The expansion of the program comes after researchers looked at SummerWorks and its longer-term effects on teens.

Alicia Modestino, a Northeastern University professor and the lead author of a study published in January, previously worked as an economist at the Federal Reserve Bank of Boston. While there, she noticed a decline in the percentage of young people with summer jobs. She identified SummerWorks as one of the interventions being used to counteract that trend.

“Having a summer job fills in the gaps for youth across a variety of different outcomes,” Modestino said. “For youth who had been previously involved with the criminal justice system, it provides them with a way to be able to get on a different path …. For young people that maybe have lagged behind in school in the past, it shows them a career path and increases their academic aspirations.”

ABCD recruiters offering job counseling. PHOTO: COURTESY ABCD

In her research, Modestino and her team found participants in the program were more likely to graduate high school, had reduced absences and, to a smaller degree, had higher GPAs.

Scott-Chandler highlighted the positive outcomes found in the study, and said she sees other less tangible benefits to participation as well.

“There’s a lot of both tangible and intangible [benefits of the program]. Out of this program, folks develop relationships with other youth because they’re in cohorts and working.

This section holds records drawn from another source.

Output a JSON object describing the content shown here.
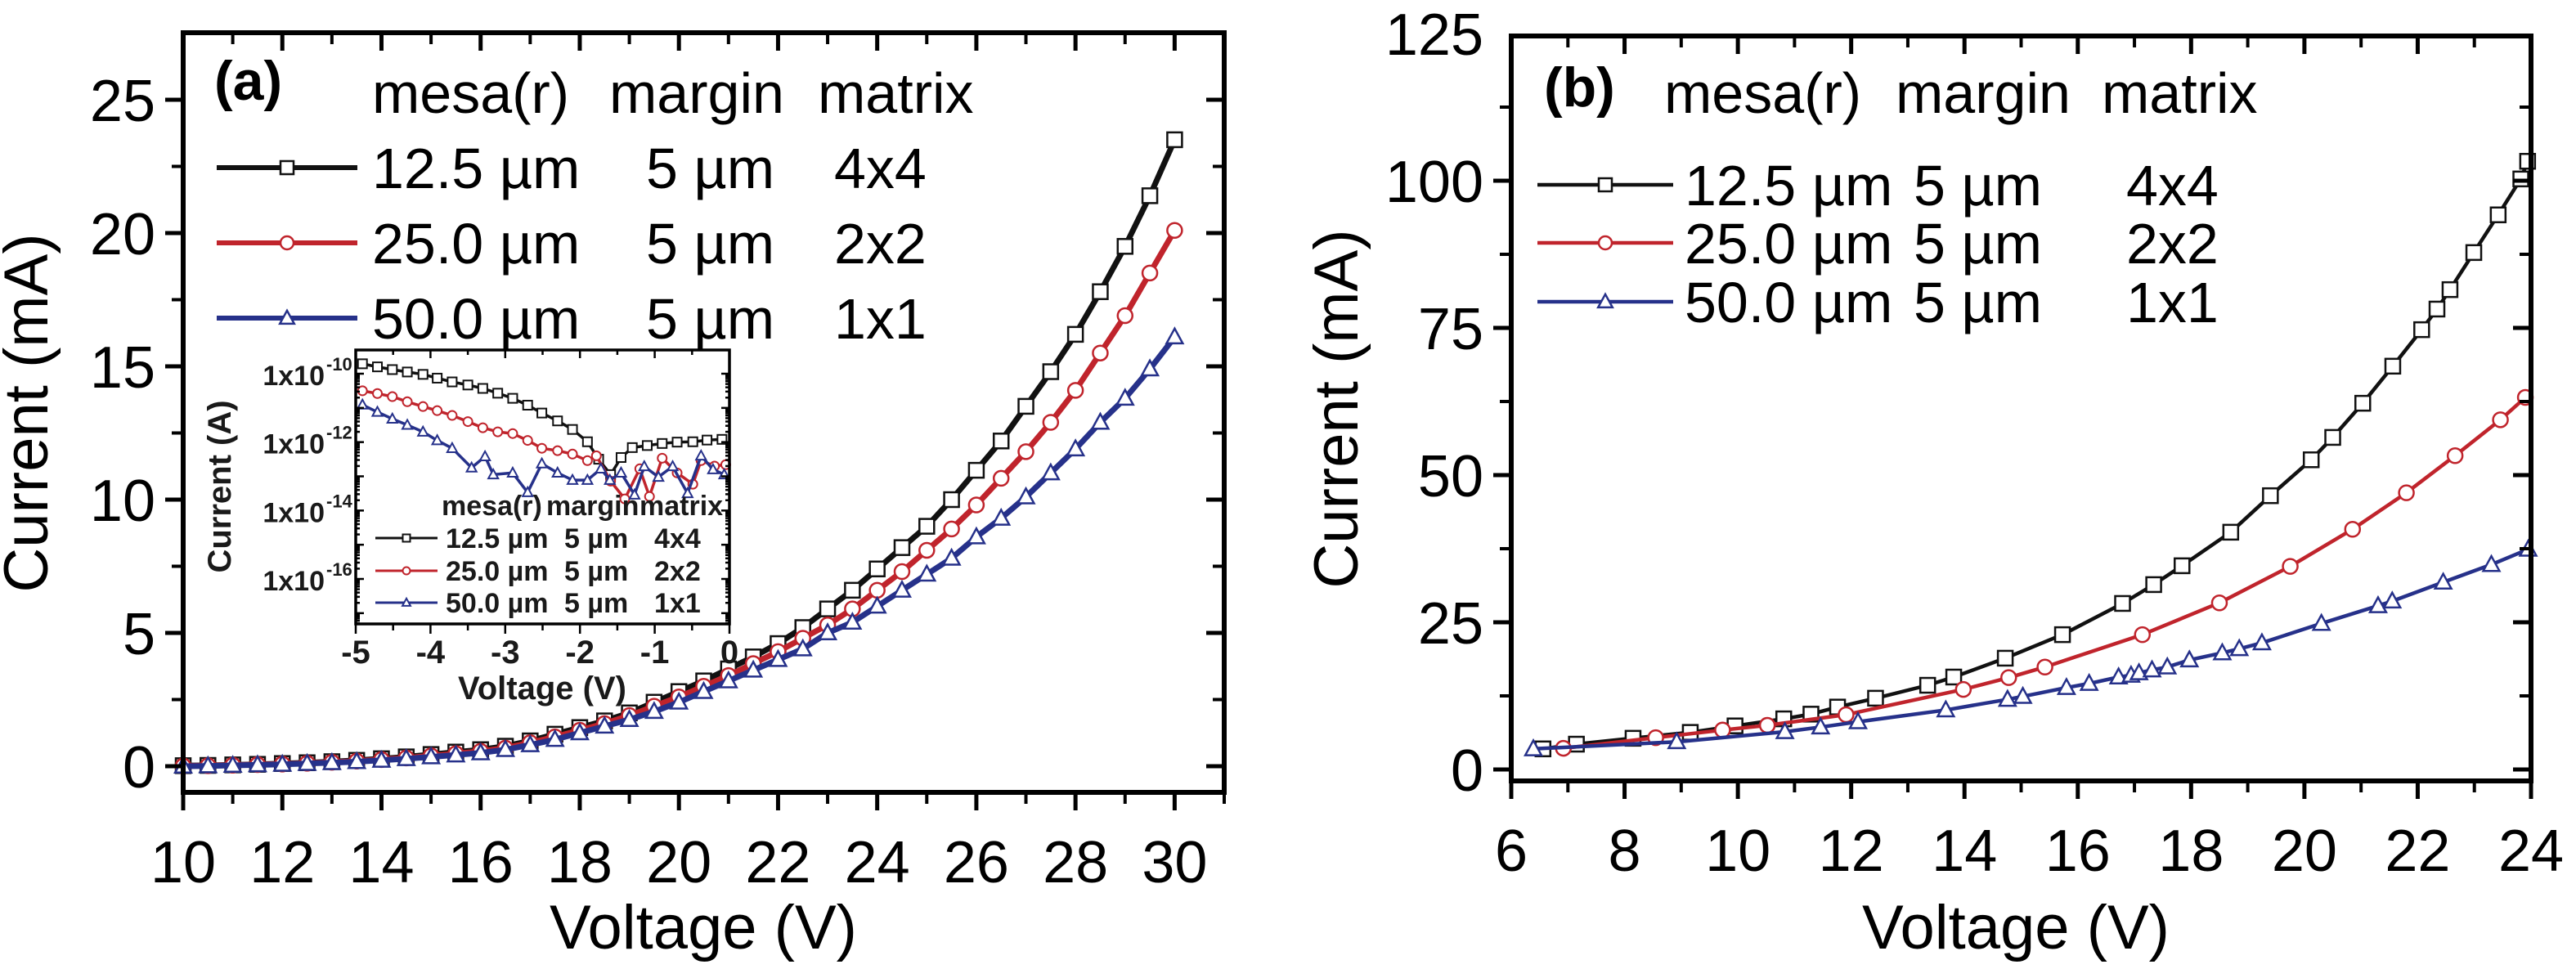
{
  "figure": {
    "colors": {
      "series_1": "#111111",
      "series_2": "#c0242c",
      "series_3": "#26318a",
      "axis": "#000000",
      "background": "#ffffff"
    }
  },
  "chart_data": [
    {
      "id": "a",
      "type": "line",
      "panel_label": "(a)",
      "title": "",
      "xlabel": "Voltage (V)",
      "ylabel": "Current (mA)",
      "xlim": [
        10,
        31
      ],
      "ylim": [
        -1,
        27
      ],
      "xticks": [
        10,
        12,
        14,
        16,
        18,
        20,
        22,
        24,
        26,
        28,
        30
      ],
      "xtick_labels": [
        "10",
        "12",
        "14",
        "16",
        "18",
        "20",
        "22",
        "24",
        "26",
        "28",
        "30"
      ],
      "yticks": [
        0,
        5,
        10,
        15,
        20,
        25
      ],
      "ytick_labels": [
        "0",
        "5",
        "10",
        "15",
        "20",
        "25"
      ],
      "grid": false,
      "legend": {
        "placement": "top-left",
        "header": [
          "mesa(r)",
          "margin",
          "matrix"
        ],
        "entries": [
          {
            "cols": [
              "12.5 µm",
              "5 µm",
              "4x4"
            ],
            "marker": "square"
          },
          {
            "cols": [
              "25.0 µm",
              "5 µm",
              "2x2"
            ],
            "marker": "circle"
          },
          {
            "cols": [
              "50.0 µm",
              "5 µm",
              "1x1"
            ],
            "marker": "triangle"
          }
        ]
      },
      "series": [
        {
          "name": "12.5 µm 5 µm 4x4",
          "color": "#111111",
          "marker": "square",
          "x": [
            10,
            10.5,
            11,
            11.5,
            12,
            12.5,
            13,
            13.5,
            14,
            14.5,
            15,
            15.5,
            16,
            16.5,
            17,
            17.5,
            18,
            18.5,
            19,
            19.5,
            20,
            20.5,
            21,
            21.5,
            22,
            22.5,
            23,
            23.5,
            24,
            24.5,
            25,
            25.5,
            26,
            26.5,
            27,
            27.5,
            28,
            28.5,
            29,
            29.5,
            30
          ],
          "y": [
            0.02,
            0.03,
            0.05,
            0.07,
            0.1,
            0.13,
            0.17,
            0.22,
            0.28,
            0.35,
            0.44,
            0.53,
            0.62,
            0.75,
            0.95,
            1.2,
            1.45,
            1.7,
            2.0,
            2.4,
            2.8,
            3.2,
            3.65,
            4.1,
            4.6,
            5.2,
            5.9,
            6.6,
            7.4,
            8.2,
            9.0,
            10.0,
            11.1,
            12.2,
            13.5,
            14.8,
            16.2,
            17.8,
            19.5,
            21.4,
            23.5
          ]
        },
        {
          "name": "25.0 µm 5 µm 2x2",
          "color": "#c0242c",
          "marker": "circle",
          "x": [
            10,
            10.5,
            11,
            11.5,
            12,
            12.5,
            13,
            13.5,
            14,
            14.5,
            15,
            15.5,
            16,
            16.5,
            17,
            17.5,
            18,
            18.5,
            19,
            19.5,
            20,
            20.5,
            21,
            21.5,
            22,
            22.5,
            23,
            23.5,
            24,
            24.5,
            25,
            25.5,
            26,
            26.5,
            27,
            27.5,
            28,
            28.5,
            29,
            29.5,
            30
          ],
          "y": [
            0.01,
            0.02,
            0.04,
            0.06,
            0.08,
            0.11,
            0.15,
            0.19,
            0.25,
            0.31,
            0.39,
            0.47,
            0.56,
            0.68,
            0.88,
            1.1,
            1.35,
            1.6,
            1.9,
            2.25,
            2.6,
            3.0,
            3.4,
            3.85,
            4.3,
            4.8,
            5.3,
            5.9,
            6.6,
            7.3,
            8.1,
            8.9,
            9.8,
            10.8,
            11.8,
            12.9,
            14.1,
            15.5,
            16.9,
            18.5,
            20.1
          ]
        },
        {
          "name": "50.0 µm 5 µm 1x1",
          "color": "#26318a",
          "marker": "triangle",
          "x": [
            10,
            10.5,
            11,
            11.5,
            12,
            12.5,
            13,
            13.5,
            14,
            14.5,
            15,
            15.5,
            16,
            16.5,
            17,
            17.5,
            18,
            18.5,
            19,
            19.5,
            20,
            20.5,
            21,
            21.5,
            22,
            22.5,
            23,
            23.5,
            24,
            24.5,
            25,
            25.5,
            26,
            26.5,
            27,
            27.5,
            28,
            28.5,
            29,
            29.5,
            30
          ],
          "y": [
            0.0,
            0.01,
            0.03,
            0.05,
            0.07,
            0.1,
            0.13,
            0.17,
            0.22,
            0.28,
            0.35,
            0.42,
            0.5,
            0.62,
            0.8,
            1.0,
            1.25,
            1.5,
            1.75,
            2.05,
            2.4,
            2.8,
            3.2,
            3.6,
            4.0,
            4.4,
            5.0,
            5.4,
            6.0,
            6.6,
            7.2,
            7.8,
            8.6,
            9.3,
            10.1,
            11.0,
            11.9,
            12.9,
            13.8,
            14.9,
            16.1
          ]
        }
      ],
      "inset": {
        "type": "line",
        "xlabel": "Voltage (V)",
        "ylabel": "Current (A)",
        "yscale": "log",
        "xlim": [
          -5,
          0
        ],
        "ylim": [
          5e-18,
          5e-10
        ],
        "xticks": [
          -5,
          -4,
          -3,
          -2,
          -1,
          0
        ],
        "xtick_labels": [
          "-5",
          "-4",
          "-3",
          "-2",
          "-1",
          "0"
        ],
        "yticks": [
          1e-10,
          1e-12,
          1e-14,
          1e-16
        ],
        "ytick_labels": [
          {
            "base": "1x10",
            "exp": "-10"
          },
          {
            "base": "1x10",
            "exp": "-12"
          },
          {
            "base": "1x10",
            "exp": "-14"
          },
          {
            "base": "1x10",
            "exp": "-16"
          }
        ],
        "legend": {
          "placement": "bottom-center",
          "header": [
            "mesa(r)",
            "margin",
            "matrix"
          ],
          "entries": [
            {
              "cols": [
                "12.5 µm",
                "5 µm",
                "4x4"
              ],
              "marker": "square"
            },
            {
              "cols": [
                "25.0 µm",
                "5 µm",
                "2x2"
              ],
              "marker": "circle"
            },
            {
              "cols": [
                "50.0 µm",
                "5 µm",
                "1x1"
              ],
              "marker": "triangle"
            }
          ]
        },
        "series": [
          {
            "name": "12.5 µm 5 µm 4x4",
            "color": "#111111",
            "marker": "square",
            "x": [
              -4.91,
              -4.71,
              -4.51,
              -4.31,
              -4.1,
              -3.91,
              -3.71,
              -3.5,
              -3.3,
              -3.1,
              -2.9,
              -2.7,
              -2.51,
              -2.3,
              -2.1,
              -1.9,
              -1.75,
              -1.59,
              -1.45,
              -1.3,
              -1.1,
              -0.9,
              -0.7,
              -0.49,
              -0.3,
              -0.1
            ],
            "log10_y": [
              -9.71,
              -9.8,
              -9.88,
              -9.95,
              -10.02,
              -10.13,
              -10.24,
              -10.33,
              -10.43,
              -10.57,
              -10.72,
              -10.92,
              -11.15,
              -11.38,
              -11.63,
              -11.99,
              -12.5,
              -12.95,
              -12.45,
              -12.16,
              -12.1,
              -12.04,
              -12.0,
              -11.99,
              -11.94,
              -11.92
            ]
          },
          {
            "name": "25.0 µm 5 µm 2x2",
            "color": "#c0242c",
            "marker": "circle",
            "x": [
              -4.91,
              -4.71,
              -4.51,
              -4.31,
              -4.1,
              -3.91,
              -3.71,
              -3.5,
              -3.3,
              -3.1,
              -2.9,
              -2.7,
              -2.51,
              -2.3,
              -2.1,
              -1.9,
              -1.78,
              -1.59,
              -1.4,
              -1.2,
              -1.07,
              -0.9,
              -0.7,
              -0.49,
              -0.38,
              -0.2,
              -0.05
            ],
            "log10_y": [
              -10.5,
              -10.58,
              -10.67,
              -10.82,
              -10.96,
              -11.08,
              -11.22,
              -11.4,
              -11.58,
              -11.7,
              -11.75,
              -11.95,
              -12.18,
              -12.25,
              -12.35,
              -12.54,
              -12.4,
              -13.14,
              -13.66,
              -12.78,
              -13.59,
              -12.47,
              -12.9,
              -13.23,
              -12.54,
              -12.7,
              -12.66
            ]
          },
          {
            "name": "50.0 µm 5 µm 1x1",
            "color": "#26318a",
            "marker": "triangle",
            "x": [
              -4.91,
              -4.71,
              -4.51,
              -4.31,
              -4.1,
              -3.91,
              -3.71,
              -3.45,
              -3.27,
              -3.16,
              -2.9,
              -2.7,
              -2.51,
              -2.3,
              -2.1,
              -1.9,
              -1.72,
              -1.6,
              -1.45,
              -1.27,
              -1.14,
              -0.95,
              -0.76,
              -0.56,
              -0.38,
              -0.22,
              -0.07
            ],
            "log10_y": [
              -10.91,
              -11.12,
              -11.32,
              -11.5,
              -11.7,
              -11.95,
              -12.18,
              -12.75,
              -12.42,
              -12.95,
              -12.9,
              -13.47,
              -12.63,
              -12.9,
              -13.11,
              -13.11,
              -12.78,
              -13.11,
              -12.9,
              -13.54,
              -12.71,
              -13.02,
              -12.71,
              -13.5,
              -12.4,
              -12.8,
              -12.95
            ]
          }
        ]
      }
    },
    {
      "id": "b",
      "type": "line",
      "panel_label": "(b)",
      "title": "",
      "xlabel": "Voltage (V)",
      "ylabel": "Current (mA)",
      "xlim": [
        6,
        24
      ],
      "ylim": [
        -4,
        125
      ],
      "xticks": [
        6,
        8,
        10,
        12,
        14,
        16,
        18,
        20,
        22,
        24
      ],
      "xtick_labels": [
        "6",
        "8",
        "10",
        "12",
        "14",
        "16",
        "18",
        "20",
        "22",
        "24"
      ],
      "yticks": [
        0,
        25,
        50,
        75,
        100,
        125
      ],
      "ytick_labels": [
        "0",
        "25",
        "50",
        "75",
        "100",
        "125"
      ],
      "grid": false,
      "legend": {
        "placement": "top-left",
        "header": [
          "mesa(r)",
          "margin",
          "matrix"
        ],
        "entries": [
          {
            "cols": [
              "12.5 µm",
              "5 µm",
              "4x4"
            ],
            "marker": "square"
          },
          {
            "cols": [
              "25.0 µm",
              "5 µm",
              "2x2"
            ],
            "marker": "circle"
          },
          {
            "cols": [
              "50.0 µm",
              "5 µm",
              "1x1"
            ],
            "marker": "triangle"
          }
        ]
      },
      "series": [
        {
          "name": "12.5 µm 5 µm 4x4",
          "color": "#111111",
          "marker": "square",
          "x": [
            6.56,
            7.15,
            8.15,
            9.16,
            9.95,
            10.81,
            11.29,
            11.76,
            12.43,
            13.35,
            13.81,
            14.72,
            15.73,
            16.79,
            17.34,
            17.84,
            18.7,
            19.4,
            20.12,
            20.5,
            21.03,
            21.56,
            22.07,
            22.34,
            22.57,
            22.99,
            23.42,
            23.82,
            23.94
          ],
          "y": [
            3.5,
            4.3,
            5.3,
            6.3,
            7.4,
            8.6,
            9.4,
            10.6,
            12.1,
            14.3,
            15.7,
            18.9,
            22.9,
            28.2,
            31.4,
            34.6,
            40.3,
            46.5,
            52.6,
            56.4,
            62.2,
            68.5,
            74.7,
            78.2,
            81.5,
            87.8,
            94.2,
            100.3,
            103.3
          ]
        },
        {
          "name": "25.0 µm 5 µm 2x2",
          "color": "#c0242c",
          "marker": "circle",
          "x": [
            6.92,
            8.55,
            9.73,
            10.52,
            11.91,
            13.98,
            14.78,
            15.42,
            17.14,
            18.5,
            19.75,
            20.85,
            21.8,
            22.66,
            23.46,
            23.9
          ],
          "y": [
            3.6,
            5.4,
            6.7,
            7.5,
            9.3,
            13.6,
            15.6,
            17.4,
            22.9,
            28.3,
            34.5,
            40.8,
            47.0,
            53.3,
            59.4,
            63.2
          ]
        },
        {
          "name": "50.0 µm 5 µm 1x1",
          "color": "#26318a",
          "marker": "triangle",
          "x": [
            6.39,
            8.92,
            10.83,
            11.46,
            12.12,
            13.67,
            14.76,
            15.03,
            15.8,
            16.2,
            16.72,
            16.94,
            17.08,
            17.31,
            17.58,
            17.97,
            18.55,
            18.85,
            19.25,
            20.3,
            21.3,
            21.55,
            22.45,
            23.3,
            23.95
          ],
          "y": [
            3.5,
            4.7,
            6.4,
            7.2,
            8.1,
            10.1,
            11.9,
            12.4,
            13.9,
            14.6,
            15.7,
            16.0,
            16.4,
            16.9,
            17.4,
            18.6,
            19.8,
            20.5,
            21.5,
            24.8,
            27.8,
            28.6,
            31.8,
            34.8,
            37.4
          ]
        }
      ]
    }
  ]
}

They develop relationships with adults that they may not have [had], and it’s in a work setting,” Scott-Chandler said. “This is about giving young people an opportunity.”

Modestino said her research has shown participants often use their wages to help support their household.

“Our research shows that about half of the youth in [SummerWorks] are using their summer wages to pay some kind of household bill,” Modestino said. “They’re helping pay rent, they’re helping with utilities, they’re helping with groceries, they’re helping pay their own cellphone bill.”

Alia Pacombe, director of community engagement at Urban Edge, one of the nonprofits hiring through SummerWorks, said the program helps ensure teens have a safe place to go throughout the summer as well as a place to learn skills and interact with other young people.

“It’s important for the [Urban Edge board of directors] and for us to make sure these young people have a safe place to go throughout the summer, they’re earning income while they’re in the safe environment, and just to keep them busy as well,” Pacombe said.

Applications for the program are open now and are being considered on a rolling basis. Scott-Chandler said ABCD is trying to get teens into the program as soon as possible to guarantee them spots and so they can choose where they want to work.

The program will run between June 26 and Aug. 25, with a mix of hours on the job and in workshops teaching a curriculum focused on skills like financial literacy and conflict resolution.

Echevarria-Ruiz said after spending time in the SummerWorks program, he has grown his experience and skills, and he recommends others do the same.

“It doesn’t matter what language you speak or what age you are, just try and go, and they can help you to begin the future you want to be,” he said.